À Matignon, Sébastien Lecornu demeure énigmatique. Entre les réserves des socialistes et les frictions qui secouent la majorité, sa manière de rechercher un compromis se déploie dans l’incertitude, alors que les jours à venir pourraient peser sur l’orientation du gouvernement.
Cette extrait provient d’une portion de la transcription du reportage présenté ci-dessus. Cliquez sur la vidéo pour suivre l’intégralité du reportage.
On présente souvent Sébastien Lecornu comme le chef du gouvernement le plus fragilisé de la Cinquième République. Lorsqu’il s’agit de révéler ses choix, une certaine brume plane encore sur sa stratégie. Que vise-t-il vraiment, en définitive ?
Pour nombre d’observateurs, ses intentions demeurent floues. Un parlementaire centriste résume le sentiment: « À Matignon, il paraît à l’écoute, son chien gambade autour de lui, et pourtant il ne dit mot sur ses plans. »
L’entretien accordé le 27 septembre au Parisien, censé clarifier sa trajectoire et apaiser les socialistes, a, au contraire, freiné leurs attentes et balayé bon nombre de propositions portées par l’opposition. « C’est du n’importe quoi. Je ne vois pas comment on pourrait trouver une porte d’entrée avec lui », fulmine un élu socialiste. Olivier Faure ajoute lors d’un entretien: « Si rien ne bouge, les mêmes mécanismes reviendront, et nous opposerons des obstacles. »
Frictions internes et concessions recherchées au sein de la coalition
Même dans son propre socle politique, la méthode et la précipitation de Lecornu commencent à irriter. « Comment engager le dialogue sans fermer définitivement la porte au PS ? » s’interroge un député Modem. Mais d’autres soulignent que tout n’est pas joué: il n’y aura ni taxe Zucman ni ISF, « et pourtant, on voit bien des marges de manœuvre entre les lignes », affirme un parlementaire.
De son côté, Laurent Saint-Martin, ancien ministre chargé du commerce extérieur et des Français de l’étranger, plaide pour le compromis: « Il nous faut accentuer les efforts pour que la culture du compromis et une forme de coalition se renforcent en France. »
« Il faut faire en sorte que le PS ait l’impression de pouvoir arracher quelque chose », poursuit un autre responsable, « notamment sur la fiscalité des plus riches. » Pour un haut responsable de Renaissance, le premier geste de Matignon a été trop « rapide »: « Céder deux jours fériés sans contrepartie était une erreur; il faut garder des cartes dans la manche pour négocier. »
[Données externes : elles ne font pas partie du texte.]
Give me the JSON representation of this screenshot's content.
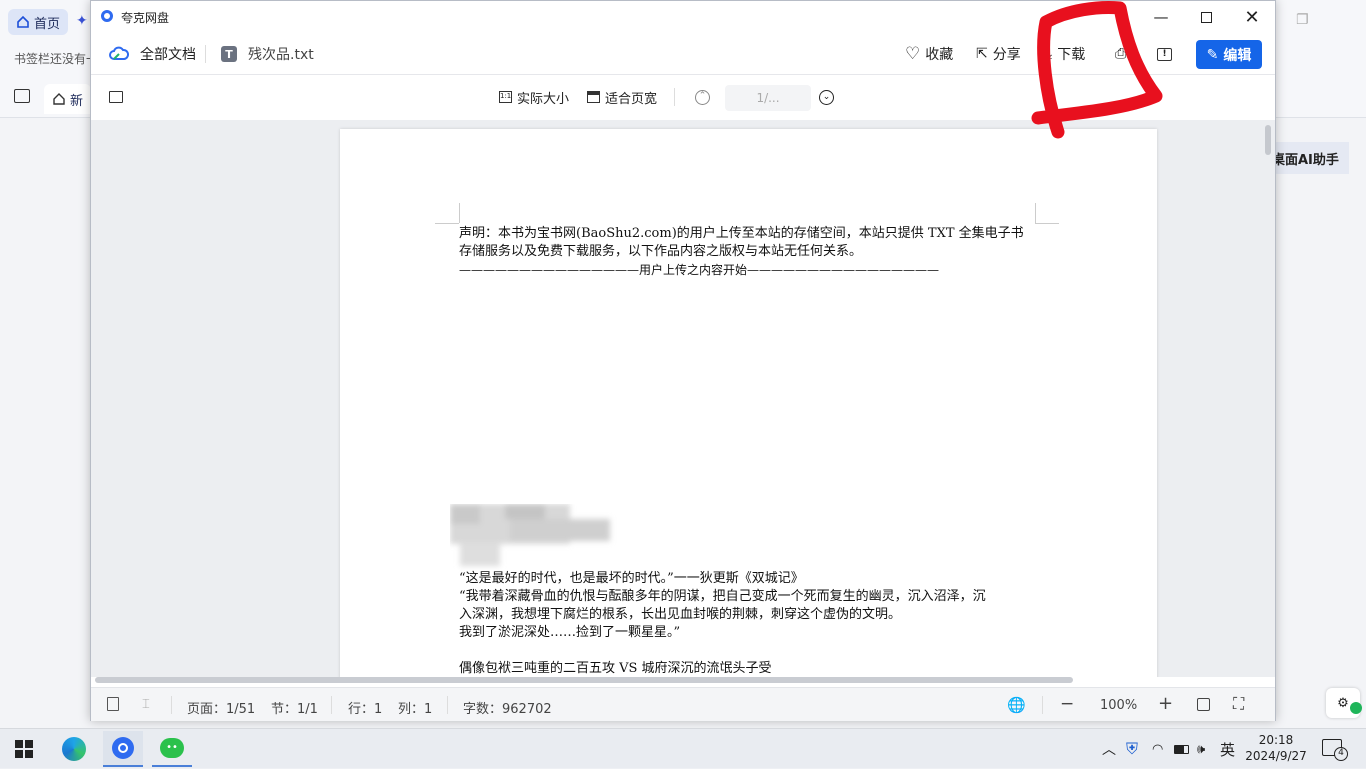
{
  "browser": {
    "home_tab": "首页",
    "bookmark_hint": "书签栏还没有一",
    "new_tab": "新",
    "ai_assistant": "桌面AI助手"
  },
  "window": {
    "app_title": "夸克网盘",
    "breadcrumb_root": "全部文档",
    "file_name": "残次品.txt",
    "file_icon_letter": "T",
    "actions": {
      "favorite": "收藏",
      "share": "分享",
      "download": "下载",
      "edit": "编辑"
    }
  },
  "viewbar": {
    "actual_size": "实际大小",
    "fit_width": "适合页宽",
    "page_input": "1/..."
  },
  "document": {
    "line1": "声明：本书为宝书网(BaoShu2.com)的用户上传至本站的存储空间，本站只提供 TXT 全集电子书",
    "line2": "存储服务以及免费下载服务，以下作品内容之版权与本站无任何关系。",
    "line3": "———————————————用户上传之内容开始————————————————",
    "quote1": "“这是最好的时代，也是最坏的时代。”一一狄更斯《双城记》",
    "quote2a": "“我带着深藏骨血的仇恨与酝酿多年的阴谋，把自己变成一个死而复生的幽灵，沉入沼泽，沉",
    "quote2b": "入深渊，我想埋下腐烂的根系，长出见血封喉的荆棘，刺穿这个虚伪的文明。",
    "quote3": "我到了淤泥深处……捡到了一颗星星。”",
    "partial": "偶像包袱三吨重的二百五攻 VS 城府深沉的流氓头子受"
  },
  "statusbar": {
    "page": "页面：1/51",
    "section": "节：1/1",
    "row": "行：1",
    "col": "列：1",
    "word_count": "字数：962702",
    "zoom": "100%"
  },
  "taskbar": {
    "ime": "英",
    "time": "20:18",
    "date": "2024/9/27",
    "notifications": "4"
  },
  "colors": {
    "accent": "#1565e8",
    "annotation": "#e8101e"
  }
}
Un proche d’Édouard Philippe se montre également dubitatif: « Il y aura des concessions faites au PS, c’est certain, mais jusqu’où ira-t-on ? C’est toujours la question de la taille du chapeau à avaler, pour eux et surtout pour nous. »
Un ministre sortant voit une autre priorité: « Il faut surtout renouer avec la CFDT pour pousser le PS à s’engager. »
La semaine prochaine sera déterminante, entre nouvelles consultations, mobilisations et reprise des travaux parlementaires. Et pour l’instant, aucun gouvernement n’a encore été formé.